I cannot see the E on the eye chart with my natural eyes. I know that the first symbol is an E because I’ve been taking eye exams since I was 10 years old.

Eye Char

Since the 5th grade, I’ve been wearing eye glasses, in high school I switched to contacts, and from college until I now I enjoy switching between the two.

I have needed corrective lenses for more than two decades in order to see “normally” and I have never  had anyone (not even once) say to me “eye glasses have cured your poor vision.” It easy for people to accept that my eyes are bad and they will be that way for the rest of my life. It’s widely accepted that carrots will not restore my vision. Matter of fact, eye glasses have become in vogue (thankfully) and people who don’t need eye glasses want to wear them.

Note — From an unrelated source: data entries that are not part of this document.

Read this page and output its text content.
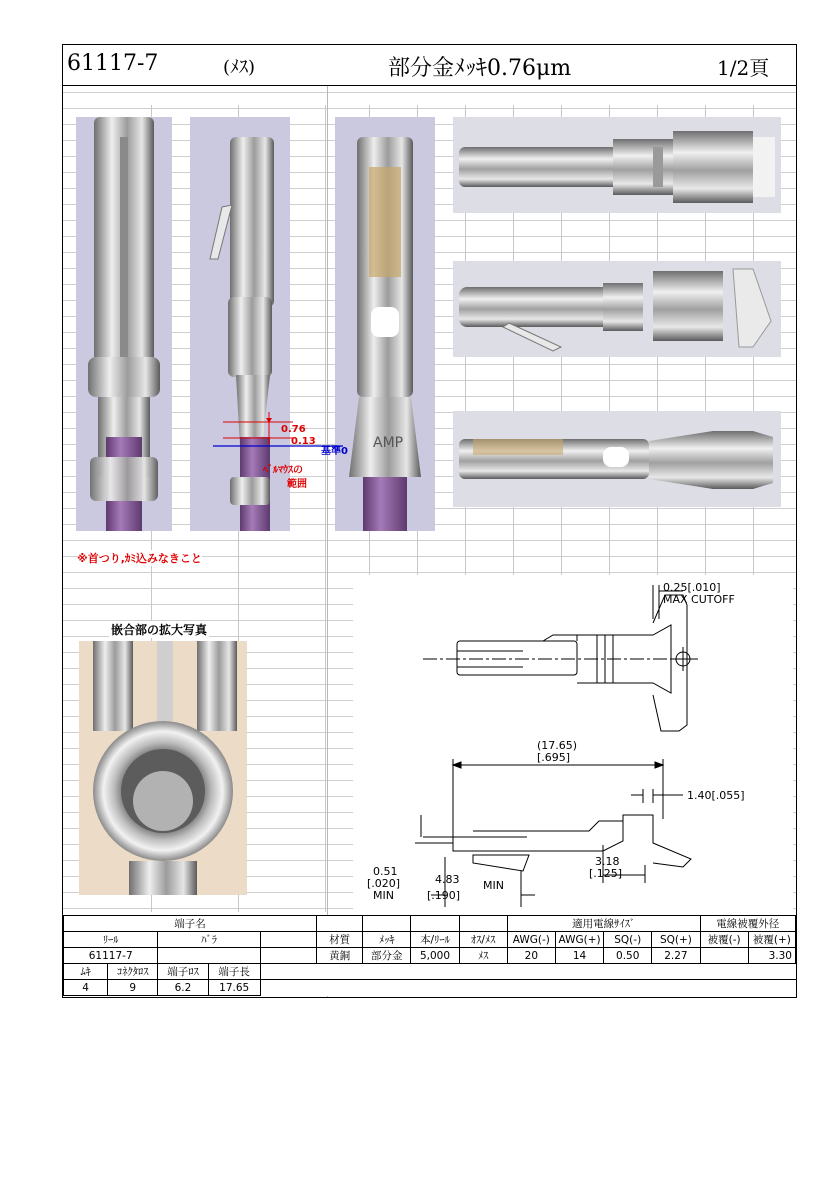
61117-7	(ﾒｽ)	部分金ﾒｯｷ0.76μm	1/2頁
AMP
0.76
0.13
基準0
ﾍﾞﾙﾏｳｽの
範囲
※首つり,ｶﾐ込みなきこと
嵌合部の拡大写真
0.25[.010]
MAX CUTOFF
(17.65)
[.695]
1.40[.055]
3.18
[.125]
0.51
[.020]
MIN
4.83
[.190]
MIN
端子名									適用電線ｻｲｽﾞ				電線被覆外径	
ﾘｰﾙ		ﾊﾞﾗ			材質	ﾒｯｷ	本/ﾘｰﾙ	ｵｽ/ﾒｽ	AWG(-)	AWG(+)	SQ(-)	SQ(+)	被覆(-)	被覆(+)
61117-7					黄銅	部分金	5,000	ﾒｽ	20	14	0.50	2.27		3.30
ﾑｷ	ｺﾈｸﾀﾛｽ	端子ﾛｽ	端子長											
4	9	6.2	17.65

Everyone knows that when it comes to having vision as poor as mine that Lasik is the only cure. Lasik eye surgery will give me the ability to see IMMEDIATELY and I will be able to donate my eye glasses and contacts to someone else because I will NEVER need them again. I may need reading glasses at some point, but my extreme case of myopia (nearsightedness) will be gone…FOREVER!

This, we get. This, I have no problem explaining. This, gets me urgent responses when I say, “Help, I can’t find my eye glasses!”

However, when it comes to diabetes, things are quite different. It’s hard for people to accept that my pancreas is like my eyes–another vital part of me that will NEVER be “normal” again. When I tell people that I manage diabetes with diet and exercise, some are determined to hear me say that I am “cured.”

Well, I am not.

Diet and exercise are like wearing contacts or eye glasses….they help me “MANAGE” the problem, it hasn’t cured it. 

Recently I got into a discussion with a man who told me that his father doesn’t have diabetes anymore after cutting sugar out of his diet, white bread and rice, soda, and some other things. Although this man was serious, I chuckled inside. First, I was thinking that diabetes isn’t something you can just get rid of. Diabetes is the name given when your pancreas no longer produces insulin effectively (or at all). Secondly, I wanted to tell him that the changes in his Dad’s diet (which I didn’t necessarily agree with) were “corrective” (like eye glasses), not a “cure.”

I didn’t mention these things, however. What I did tell him was that I was med-free also, but that my pancreas still did not produce insulin properly. That I still have to count-carbs, prick my fingertips to find out my glucose levels, and that if I eat what I think should be a “normal” piece of sweet potato pie that my glucose levels would rise higher and remain that way longer than if he (a non-diabetic) did the same. In short, I told him that “Diabetes ain’t cured, yet!”

A cure would be like Lasik, I would be able to donate my glucometer and all these strips to someone else because I would NEVER need them again. A cure would mean that I could go back to eating 3 starches rather than choosing 1 or 2 per meal. A cure would mean I wouldn’t walk around worried about having candy or juice for hypos, Splenda or sugar-free gum when I’m okay, and my running shoes for elevated glucose levels when I have indulged too much. A cure would mean I wouldn’t fear dying in my sleep. A cure would mean my mind could rest.

All we have now are “corrective managing devices” (diet, exercise, oral meds, and insulin), which is similar to my choice between contacts or eyeglasses for my eyes (until I can afford Lasik, that is).

IMG_4866Maybe one day, a balanced low-carb diet will become in vogue as much as my eye glasses.